Von althergebrachten Klischees muss man sich verabschieden, will man erfassen, was im Forum läuft. Die Unternehmerinnen zeigen keinerlei Berührungsängste, wenn es darum geht, Geschäftskontakte zu knüpfen: Wer bist Du? Was tust Du? Was können wir füreinander bedeuten? So beschreibt die Geschäftsführerin den Umgang miteinander. Das Netzwerk lebe von der Vermittlung von Wissen, und davon gibt es jede Menge.

Die Branchen, aus denen die Unternehmerinnen kommen, sind ein Spiegelbild der Wirtschaft: Maschinenbau, Logistik, Medizin, Marketing, Landschafts- und Gartenbau – alles dabei. Frauen führen am Niederrhein Unternehmen mit bis zu 160 Mitarbeitern, mit bis zu 165-jähriger Firmengeschichte. Mit dem „Irrland“ in Kevelaer-Twisteden ist auch die Freizeitindustrie prominent vertreten: Wer könnte dem Unternehmen mit einer Million Besuchern im Jahr den Erfolg absprechen? Vielfach bereiten die Chefinnen vom Niederrhein schon die nächste Generation auf die Übernahme des Familienunternehmens vor.

Im Forum findet man Hilfe

Wachstum und Wandel erlebe man im Forum hautnah mit, so Barbara Baratie: „Das ist schön. Man sieht, alle sind in Bewegung.“ Wer sich unversehens einem Problem gegenüber sieht, der findet im Netzwerk Hilfe: „Einer Unternehmerin war ein 200 000-Euro-Auftrag weggebrochen.

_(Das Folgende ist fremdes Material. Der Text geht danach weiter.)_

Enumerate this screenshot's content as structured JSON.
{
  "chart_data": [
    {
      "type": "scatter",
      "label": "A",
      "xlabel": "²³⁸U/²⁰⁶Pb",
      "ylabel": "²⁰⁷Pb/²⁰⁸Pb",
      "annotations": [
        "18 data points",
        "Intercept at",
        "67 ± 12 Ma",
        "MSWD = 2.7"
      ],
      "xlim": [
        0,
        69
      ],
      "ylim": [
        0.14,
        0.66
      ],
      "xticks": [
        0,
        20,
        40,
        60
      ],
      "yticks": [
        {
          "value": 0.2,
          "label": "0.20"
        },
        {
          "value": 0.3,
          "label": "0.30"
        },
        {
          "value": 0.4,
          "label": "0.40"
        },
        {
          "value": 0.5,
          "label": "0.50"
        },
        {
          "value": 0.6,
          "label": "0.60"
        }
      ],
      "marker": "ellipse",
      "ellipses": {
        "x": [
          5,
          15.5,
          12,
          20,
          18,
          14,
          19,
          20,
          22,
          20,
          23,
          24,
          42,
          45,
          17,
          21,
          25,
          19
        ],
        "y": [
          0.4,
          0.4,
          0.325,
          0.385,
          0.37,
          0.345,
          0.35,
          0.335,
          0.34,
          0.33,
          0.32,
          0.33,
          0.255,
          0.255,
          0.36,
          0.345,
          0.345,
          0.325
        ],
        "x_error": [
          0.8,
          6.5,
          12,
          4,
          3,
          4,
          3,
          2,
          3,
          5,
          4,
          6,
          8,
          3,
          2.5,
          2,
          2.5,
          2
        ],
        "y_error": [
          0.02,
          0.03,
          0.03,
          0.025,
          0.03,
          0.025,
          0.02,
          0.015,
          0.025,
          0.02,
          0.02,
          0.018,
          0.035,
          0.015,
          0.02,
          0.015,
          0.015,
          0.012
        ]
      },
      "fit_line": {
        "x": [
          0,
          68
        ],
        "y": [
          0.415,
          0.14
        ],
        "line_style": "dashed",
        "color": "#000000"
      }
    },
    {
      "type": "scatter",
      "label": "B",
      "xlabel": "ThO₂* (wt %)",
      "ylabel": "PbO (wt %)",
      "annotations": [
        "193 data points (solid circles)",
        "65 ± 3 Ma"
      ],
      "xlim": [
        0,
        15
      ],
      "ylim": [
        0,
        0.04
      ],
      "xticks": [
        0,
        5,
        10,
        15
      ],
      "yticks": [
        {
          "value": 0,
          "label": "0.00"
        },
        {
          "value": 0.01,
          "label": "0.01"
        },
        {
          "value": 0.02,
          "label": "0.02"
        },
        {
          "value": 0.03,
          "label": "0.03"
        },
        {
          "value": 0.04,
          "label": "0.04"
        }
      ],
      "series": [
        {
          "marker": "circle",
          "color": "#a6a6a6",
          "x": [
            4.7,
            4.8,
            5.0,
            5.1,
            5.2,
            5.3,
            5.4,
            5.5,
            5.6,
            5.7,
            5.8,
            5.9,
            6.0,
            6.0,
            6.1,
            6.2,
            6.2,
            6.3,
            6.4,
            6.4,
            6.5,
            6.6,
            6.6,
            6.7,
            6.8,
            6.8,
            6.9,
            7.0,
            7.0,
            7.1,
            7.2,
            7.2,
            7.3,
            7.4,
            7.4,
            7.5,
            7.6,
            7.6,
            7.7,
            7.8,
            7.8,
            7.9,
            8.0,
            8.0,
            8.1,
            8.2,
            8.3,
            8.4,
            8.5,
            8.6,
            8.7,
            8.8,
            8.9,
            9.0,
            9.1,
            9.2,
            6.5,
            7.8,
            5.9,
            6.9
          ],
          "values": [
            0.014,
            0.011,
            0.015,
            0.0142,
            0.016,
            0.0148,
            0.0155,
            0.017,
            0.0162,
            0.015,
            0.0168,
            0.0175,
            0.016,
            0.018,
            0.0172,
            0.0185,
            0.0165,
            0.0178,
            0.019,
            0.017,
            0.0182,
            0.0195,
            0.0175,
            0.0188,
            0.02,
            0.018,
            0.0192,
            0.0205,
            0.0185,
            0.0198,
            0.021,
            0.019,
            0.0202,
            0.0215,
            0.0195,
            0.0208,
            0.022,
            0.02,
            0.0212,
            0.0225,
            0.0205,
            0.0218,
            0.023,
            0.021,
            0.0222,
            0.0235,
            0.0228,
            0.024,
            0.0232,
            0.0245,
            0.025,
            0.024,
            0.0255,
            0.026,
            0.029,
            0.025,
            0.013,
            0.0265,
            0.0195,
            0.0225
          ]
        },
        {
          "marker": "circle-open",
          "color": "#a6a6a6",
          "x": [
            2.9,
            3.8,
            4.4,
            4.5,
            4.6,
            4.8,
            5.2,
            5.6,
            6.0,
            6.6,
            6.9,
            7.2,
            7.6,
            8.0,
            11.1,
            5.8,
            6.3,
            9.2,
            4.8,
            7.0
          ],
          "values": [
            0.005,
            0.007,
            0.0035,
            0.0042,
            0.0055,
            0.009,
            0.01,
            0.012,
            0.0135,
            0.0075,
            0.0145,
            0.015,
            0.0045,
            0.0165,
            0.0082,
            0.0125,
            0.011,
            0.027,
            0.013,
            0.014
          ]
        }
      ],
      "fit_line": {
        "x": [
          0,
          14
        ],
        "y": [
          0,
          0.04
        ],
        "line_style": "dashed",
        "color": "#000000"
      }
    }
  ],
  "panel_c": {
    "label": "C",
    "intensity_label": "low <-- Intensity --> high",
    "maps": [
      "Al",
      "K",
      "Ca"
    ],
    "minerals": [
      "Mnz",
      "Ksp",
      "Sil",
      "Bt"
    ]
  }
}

Eine andere half ihr mit Infos zum Kurzarbeitergeld aus, gab ihr den Mut, weiterzumachen.“ Der weggebrochene Auftrag wurde kurz darauf durch andere Aufträge kompensiert, aber wichtig sei erst einmal das Gefühl gewesen, nicht allein zu sein. Netzwerken, das sei Wissen aus ersten Hand, beschreibt es die Geschäftsführerin des Forums.

Zwei Termine stehen noch an im laufenden Jahr: am 6. Oktober ein Jour Fixe auf dem Landhof „Alpakas am Schloss“ in Hamminkeln, und am 18. November der Vortrag „Re-Branding in einem familiengeführten Unternehmen“ auf den Demeter Obstplantagen Clostermann in Wesel.